Posted November. 13, 2009 08:01,   


At a public hearing, the government and the state-funded Korea Development Institute discussed an old topic – allowing corporate pharmacies. The Fair Trade Commission announced in October 2004 that it will seek to revise a law banning pharmaceutical sales outlets in corporate form. Nothing has been done, however, and the same issue is being discussed again.

Under law, a pharmacist or an herbal pharmacist can open only one pharmacy in Korea. The Constitutional Court ruled in 2002 that banning businesses from opening pharmacies was unconstitutional yet the law remains intact. Korea and a few European countries prohibit businesses from opening up pharmacies. In Japan and the United States, anyone can open a pharmacy and hire pharmacists.

Excessive regulations have plagued the Korean medical, education and legal sectors. According to the Federation of Korean Industries, 67 percent of 543 service industries have regulations limiting entry, things that stifle competition and dent industrial growth. In 2007, Korea’s service industry accounted for 67 percent of all hiring in the country, ranking 20th among 30 member countries of the Organization for Economic Cooperation and Development. The industry, however, accounted for just 58 percent of value-added production, second lowest in the OECD.

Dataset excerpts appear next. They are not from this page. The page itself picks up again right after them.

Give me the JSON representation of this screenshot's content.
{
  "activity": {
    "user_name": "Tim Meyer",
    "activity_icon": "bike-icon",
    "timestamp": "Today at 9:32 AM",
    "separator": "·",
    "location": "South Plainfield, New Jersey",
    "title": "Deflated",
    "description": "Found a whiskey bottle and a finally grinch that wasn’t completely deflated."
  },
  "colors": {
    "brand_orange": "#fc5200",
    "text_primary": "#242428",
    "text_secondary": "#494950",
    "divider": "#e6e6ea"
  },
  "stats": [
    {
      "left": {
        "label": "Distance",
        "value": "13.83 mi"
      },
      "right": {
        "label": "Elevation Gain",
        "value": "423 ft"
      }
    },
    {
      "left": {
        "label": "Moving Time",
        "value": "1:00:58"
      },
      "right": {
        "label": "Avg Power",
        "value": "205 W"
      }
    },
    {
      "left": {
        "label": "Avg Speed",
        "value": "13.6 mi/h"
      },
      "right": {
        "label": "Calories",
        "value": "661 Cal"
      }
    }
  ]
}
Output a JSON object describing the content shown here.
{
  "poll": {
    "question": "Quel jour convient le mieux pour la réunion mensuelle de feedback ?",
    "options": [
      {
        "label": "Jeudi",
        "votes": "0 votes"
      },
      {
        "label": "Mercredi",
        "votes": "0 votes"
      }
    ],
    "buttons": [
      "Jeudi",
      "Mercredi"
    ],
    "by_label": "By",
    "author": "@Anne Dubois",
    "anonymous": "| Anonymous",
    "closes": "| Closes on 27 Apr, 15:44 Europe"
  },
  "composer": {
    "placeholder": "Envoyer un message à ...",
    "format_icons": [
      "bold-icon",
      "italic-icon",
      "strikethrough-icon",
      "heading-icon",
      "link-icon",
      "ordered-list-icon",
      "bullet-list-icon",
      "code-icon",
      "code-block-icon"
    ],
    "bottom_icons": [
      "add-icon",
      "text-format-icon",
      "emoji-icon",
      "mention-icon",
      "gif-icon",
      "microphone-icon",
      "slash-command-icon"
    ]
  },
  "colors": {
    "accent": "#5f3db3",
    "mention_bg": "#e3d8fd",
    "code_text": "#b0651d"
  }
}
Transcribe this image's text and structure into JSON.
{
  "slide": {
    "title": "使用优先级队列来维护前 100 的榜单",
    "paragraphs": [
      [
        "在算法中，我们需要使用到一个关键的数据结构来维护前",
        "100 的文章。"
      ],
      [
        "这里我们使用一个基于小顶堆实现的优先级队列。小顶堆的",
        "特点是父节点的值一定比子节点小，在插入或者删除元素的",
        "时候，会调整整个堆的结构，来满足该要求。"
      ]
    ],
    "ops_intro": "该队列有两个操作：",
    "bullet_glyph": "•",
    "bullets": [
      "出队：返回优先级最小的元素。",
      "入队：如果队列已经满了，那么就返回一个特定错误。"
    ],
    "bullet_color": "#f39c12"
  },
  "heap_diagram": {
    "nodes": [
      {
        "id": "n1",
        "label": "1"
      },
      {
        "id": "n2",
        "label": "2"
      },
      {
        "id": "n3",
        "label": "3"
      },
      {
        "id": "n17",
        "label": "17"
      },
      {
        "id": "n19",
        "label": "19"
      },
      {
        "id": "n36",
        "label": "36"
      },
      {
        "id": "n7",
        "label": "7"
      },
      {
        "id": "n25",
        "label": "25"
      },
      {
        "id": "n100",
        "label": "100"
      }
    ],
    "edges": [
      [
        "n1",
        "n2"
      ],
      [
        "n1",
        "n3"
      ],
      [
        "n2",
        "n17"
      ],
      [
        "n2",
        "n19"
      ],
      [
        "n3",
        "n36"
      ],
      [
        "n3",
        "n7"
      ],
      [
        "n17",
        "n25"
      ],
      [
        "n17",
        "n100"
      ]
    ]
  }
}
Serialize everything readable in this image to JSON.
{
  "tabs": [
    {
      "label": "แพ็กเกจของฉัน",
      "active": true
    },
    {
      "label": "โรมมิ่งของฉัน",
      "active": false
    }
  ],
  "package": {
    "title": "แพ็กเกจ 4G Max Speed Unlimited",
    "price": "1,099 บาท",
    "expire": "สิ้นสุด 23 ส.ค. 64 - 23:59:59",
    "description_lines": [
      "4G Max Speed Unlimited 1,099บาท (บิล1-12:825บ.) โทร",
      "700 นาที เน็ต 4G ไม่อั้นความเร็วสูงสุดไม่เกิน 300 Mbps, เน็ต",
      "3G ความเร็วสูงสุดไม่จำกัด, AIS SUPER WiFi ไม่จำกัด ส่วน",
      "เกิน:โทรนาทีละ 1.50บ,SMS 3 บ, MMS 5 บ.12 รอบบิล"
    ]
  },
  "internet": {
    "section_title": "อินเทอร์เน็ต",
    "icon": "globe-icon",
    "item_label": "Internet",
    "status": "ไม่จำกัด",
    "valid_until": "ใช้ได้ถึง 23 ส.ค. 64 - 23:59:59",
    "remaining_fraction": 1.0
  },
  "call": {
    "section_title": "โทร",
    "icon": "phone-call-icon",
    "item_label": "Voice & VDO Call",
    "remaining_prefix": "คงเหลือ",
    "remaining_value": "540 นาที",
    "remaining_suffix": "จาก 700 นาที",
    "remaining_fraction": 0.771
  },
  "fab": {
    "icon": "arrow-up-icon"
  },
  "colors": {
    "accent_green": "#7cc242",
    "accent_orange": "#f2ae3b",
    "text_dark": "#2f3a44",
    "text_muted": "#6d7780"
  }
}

As consumers go overseas to seek better services, Korea suffered a deficit of 55.5 billion U.S. dollars in its services account for the past three years. The government should accelerate service industry reform to provide consumers with better services at lower prices and attract overseas consumption.

Korea’s economic growth strategy should also shift from manufacturing to more balanced growth between manufacturing and services. As of 2007, manufacturing needed an average of 9.2 people to produce one billion won (863,185 U.S. dollars) worth of goods, while the service industry required 18.1. Some 157,000 manufacturing jobs disappeared in the first half of this year. In comparison, the service industry added 96,000 jobs over the same period.

The service industry should be nurtured to promote job creation. Korea must expand domestic consumption, as it depended on international trade for 92 percent of economic growth.

The government will conclude its plan to advance the service industry before the end of the year and revise related laws in the first half next year. Resistance from doctors, lawyers, accountants and other professionals is an obstacle. Bold measures are needed to reform the service industry, especially those focusing on promoting consumer interests.